The New England Journal of Medicine recently published a study that included data on physicians’ personal beliefs about three controversial medical practices: “terminal sedation” (palliative sedation of a dying patient), abortion after failed contraception, and prescribing birth control to an adolescent without parental permission. Of the 1,144 respondents, 17 percent objected to “terminal sedation”; 52 percent objected to the abortion scenario presented; and 42 percent objected to the birth control scenario presented.

Respondents were also asked about the ethical obligations of physicians who object to any unspecified “legal medical procedure requested by a patient”: 63 percent said it would be ethical for physicians to “plainly describe” their objections to the patient, 86 percent believed that the physician should provide complete information to the patient, “including information about obtaining the requested procedure,” and 71 percent believed the physician should refer the patient to another provider. Then the researchers did the math: “If physicians’ ideas translate into their practices . . . more than 40 million Americans . . . may be cared for by physicians who do not believe they are obligated to disclose information” about procedures they object to, and “nearly 100 million Americans . . . may be cared for by physicians who do not believe they have an obligation to refer” such patients.

The researchers concluded that “physicians and patients might engage in a respectful dialogue to anticipate areas of moral disagreement and to negotiate acceptable accommodations before crises develop” – a conclusion that a New York Times editorial said “lets doctors off the hook.” Indeed, it is hard to imagine how a dying person, a woman with an unplanned pregnancy, or a teenager who fears pregnancy and, perhaps, her parents, would be in a good place, strategically, “to negotiate acceptable accommodations before crises develop.” All three of these people may already be in crisis.

The NEJM study has other limitations, acknowledged by its authors. The physicians surveyed may have expressed objections to practices they never, in fact, are asked to perform. Their answers do not tell us what they have done, or may do, in practice. Still, the study is important because it is empirical. So much of the “data” on conscientious objection in medicine (refusing to perform or participate in a legal procedure on the grounds of religious or moral conviction) is anecdotal.

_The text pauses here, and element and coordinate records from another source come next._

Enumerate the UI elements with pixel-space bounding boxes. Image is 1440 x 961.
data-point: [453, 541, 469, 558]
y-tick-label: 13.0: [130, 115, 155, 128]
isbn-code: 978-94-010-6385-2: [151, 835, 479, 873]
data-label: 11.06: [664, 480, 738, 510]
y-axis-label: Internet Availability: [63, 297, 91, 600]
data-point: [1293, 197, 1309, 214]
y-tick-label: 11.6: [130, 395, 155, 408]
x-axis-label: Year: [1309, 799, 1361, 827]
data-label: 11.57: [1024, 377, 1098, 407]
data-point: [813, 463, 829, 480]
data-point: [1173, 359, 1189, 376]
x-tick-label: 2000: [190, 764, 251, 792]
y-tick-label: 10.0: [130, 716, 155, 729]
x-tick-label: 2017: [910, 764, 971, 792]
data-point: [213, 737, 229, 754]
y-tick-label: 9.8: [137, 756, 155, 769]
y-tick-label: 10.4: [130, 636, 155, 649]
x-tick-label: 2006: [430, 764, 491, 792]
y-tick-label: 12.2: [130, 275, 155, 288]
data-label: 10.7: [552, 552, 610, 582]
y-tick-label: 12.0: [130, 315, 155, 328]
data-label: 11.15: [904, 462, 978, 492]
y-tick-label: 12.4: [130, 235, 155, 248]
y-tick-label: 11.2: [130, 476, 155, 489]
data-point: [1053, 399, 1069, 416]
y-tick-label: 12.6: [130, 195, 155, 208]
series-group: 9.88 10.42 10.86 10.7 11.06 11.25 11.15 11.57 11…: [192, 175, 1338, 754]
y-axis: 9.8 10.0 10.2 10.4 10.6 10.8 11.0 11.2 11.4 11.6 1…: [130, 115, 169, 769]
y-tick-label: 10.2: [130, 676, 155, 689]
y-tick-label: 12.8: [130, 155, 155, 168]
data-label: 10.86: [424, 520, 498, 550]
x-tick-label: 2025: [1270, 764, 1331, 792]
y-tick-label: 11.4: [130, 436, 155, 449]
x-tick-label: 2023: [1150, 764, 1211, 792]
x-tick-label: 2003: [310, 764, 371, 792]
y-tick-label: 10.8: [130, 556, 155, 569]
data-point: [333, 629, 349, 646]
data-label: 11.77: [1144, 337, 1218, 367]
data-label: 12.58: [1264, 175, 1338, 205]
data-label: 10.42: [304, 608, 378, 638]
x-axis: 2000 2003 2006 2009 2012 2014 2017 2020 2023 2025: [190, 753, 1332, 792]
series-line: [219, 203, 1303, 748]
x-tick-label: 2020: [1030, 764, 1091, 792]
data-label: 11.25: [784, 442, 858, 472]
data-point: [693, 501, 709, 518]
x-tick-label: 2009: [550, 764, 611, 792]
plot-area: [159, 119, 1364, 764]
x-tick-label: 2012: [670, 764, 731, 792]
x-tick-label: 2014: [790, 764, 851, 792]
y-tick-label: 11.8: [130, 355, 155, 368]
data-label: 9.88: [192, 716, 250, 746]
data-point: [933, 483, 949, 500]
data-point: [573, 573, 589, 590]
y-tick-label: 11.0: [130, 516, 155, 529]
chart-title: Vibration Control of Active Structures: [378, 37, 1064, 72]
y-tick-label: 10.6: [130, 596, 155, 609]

Media coverage of conscientious objection tends to cast the refusing health care provider in the role of Martin Luther at the Diet of Worms: Here I stand, I can do no other (emphasis on the “I”). Commentators also do this, parsing the rights and responsibilities (but mostly the rights) in a dyadic relationship: Providers versus patients. Paternalism versus autonomy. “I believe” versus “I want.”

In his recent book Partnership with the Dying: Where Medicine and Ministry Should Meet, David H. Smith criticizes “institutional policies of silence” concerning controversial procedures – he is writing of terminal (palliative) sedation and its conflation with physician-assisted suicide – that encourage “considerable clandestine and freelance conscientious objection.” Not all CO cases are dramatic. Sometimes, it’s not about saying no – it’s about not showing up, or about putting off a decision. In Smith’s view, practices like these respect neither the dying, suffering person nor the struggling provider. While institutions may not want to talk about providers’ objections, Smith argues that because the community that deals with impending death must support its members, it should avoid policies that leave providers to struggle alone with their personal dilemmas, which are revealed only when a dying person is acutely suffering. “Honest agonized wrestling with difficult moral issues” should not be “cordoned off from serious discussion of policy.”

Smith’s book offers a useful antidote to the dyadic dilemma. Conscientious objection in medicine is not merely a right to be invoked at the bedside, nor a problem to be held in check through a pro forma conscience clause. Rather, Smith reminds us, openly discussing the nature of providers’ moral objections, while keeping the needs of the suffering person uppermost, is a “difficult and unglamorous” communal responsibility of “morally serious people.” Amen.